Personal details
- Born: March 1910 Nawapara, PS: Nadanghat District. Purba Bardhaman
- Died: 13 December 1992 (aged 82)
- Party: Indian National Congress
- Spouse: Prativamoyee Das
- Children: 6
- Education: City College, Calcutta Medical College

= Mono Mohan Das =

Indian politician

Dr. Mono Mohan Das was a Congress politician and a Union Deputy Minister.

==Early life==
He was born in a Muchi caste to Purna Chandra Das at Nawpara, Purba Bardhaman district, in March 1910. He was educated at Central Collegiate School, City College and Calcutta Medical College. He worked for some time as sanitary officer in Kolkata Corporation. He was married to Prativamoyee in 1933.

==Political career==
After being associated with Forward Bloc for a short period, he joined Congress in 1936. He was a member of the Constituent Assembly from 1948 to 1950 and of the Provisional Parliament from 1950 to 1952.
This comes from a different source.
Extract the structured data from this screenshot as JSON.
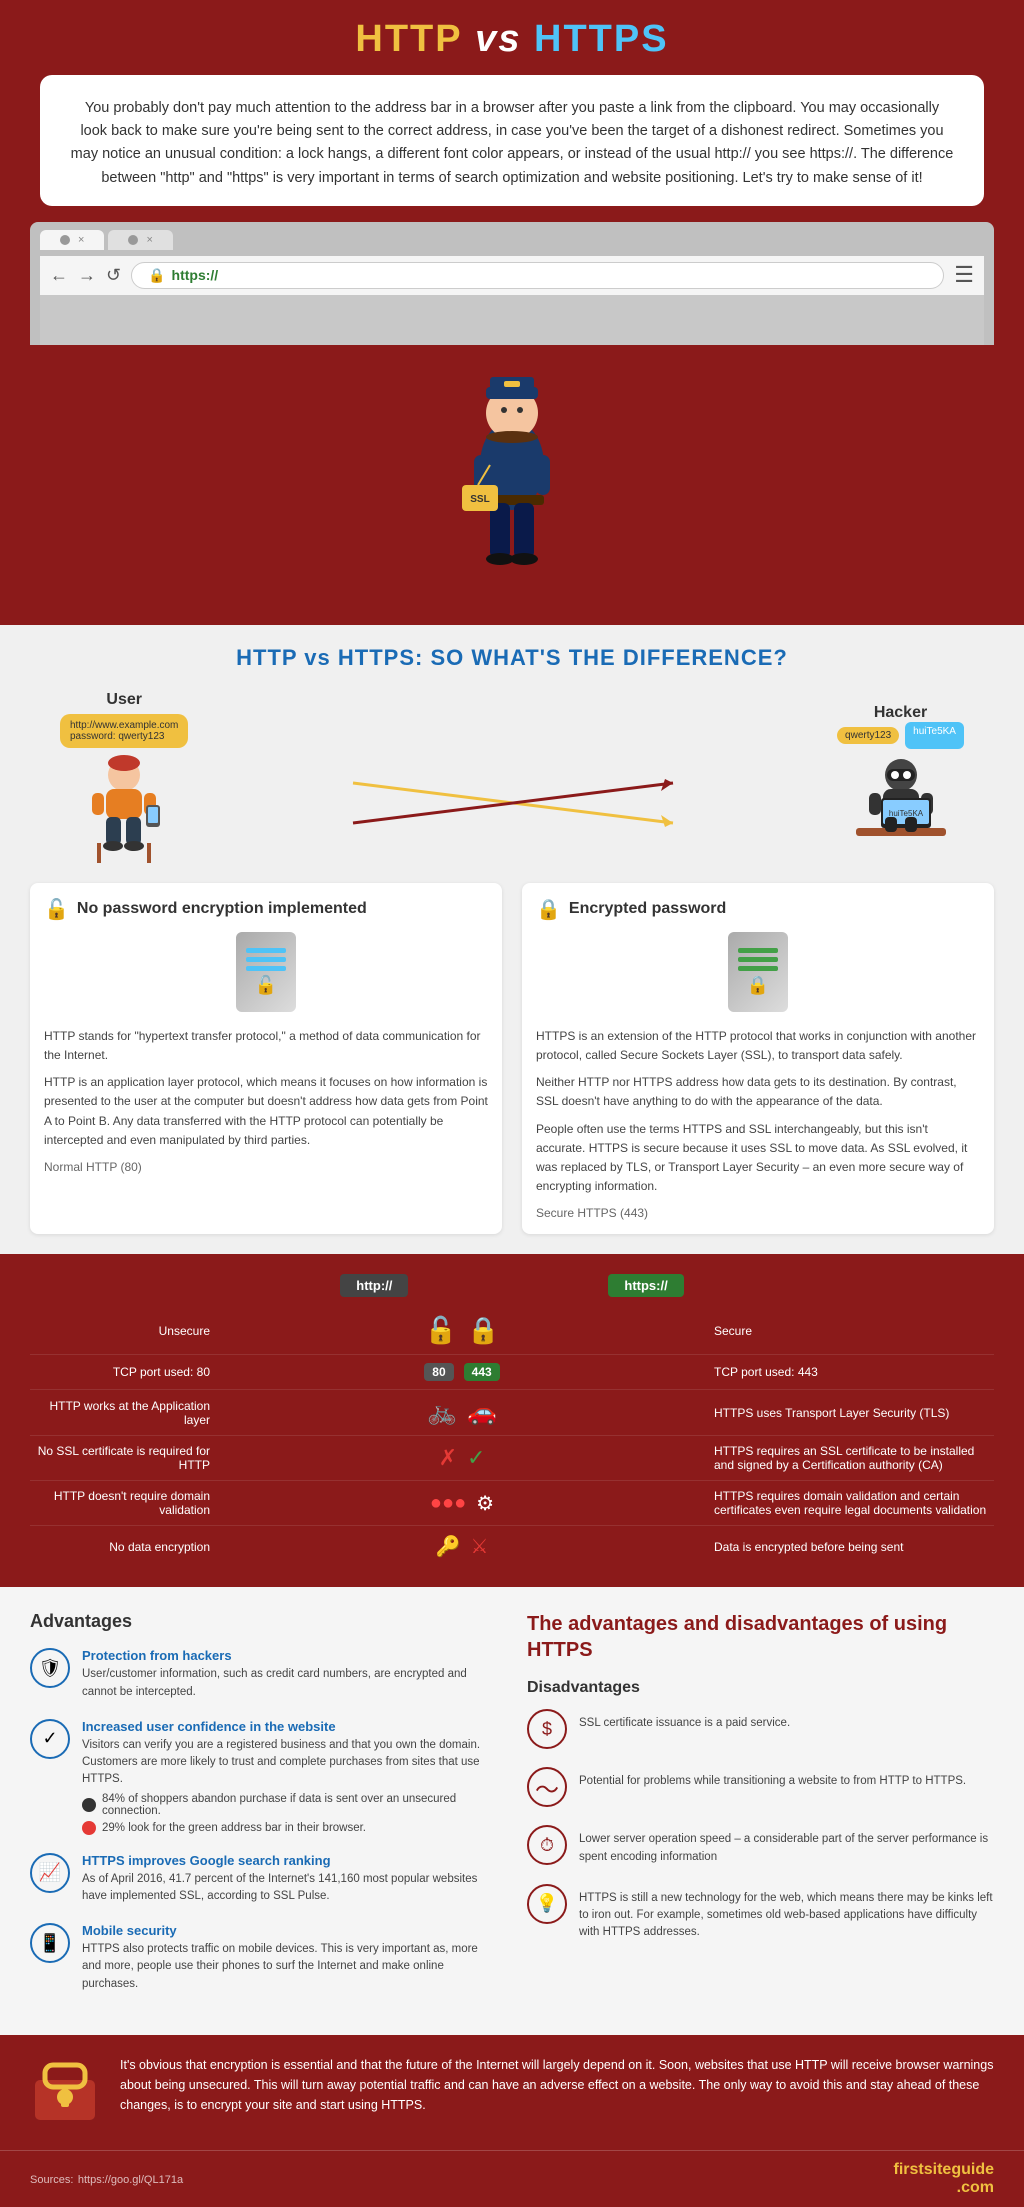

He was elected to the first Lok Sabha in 1952 from one of the two seats of Burdwan (Lok Sabha constituency). The other seat was won by Atulya Ghosh. In 1957, he was elected from one of the two seats of the newly formed Asansol (Lok Sabha constituency). The other seat was won by Atulya Ghosh. Dr. Mono Mohan Das was elected to the Third Lok Sabha in 1962 from the newly created Ausgram (Lok Sabha constituency).

He served as Deputy Minister of Education from May 1956 to April 1957; Deputy Minister of Education and Scientific Research from May 1957 to March 1958; and Deputy Minister of Scientific Research & Cultural Affairs from April 1958.

==Death==
Dr. Mono Mohan Das died on 13 December 1992 at the age of 82 years.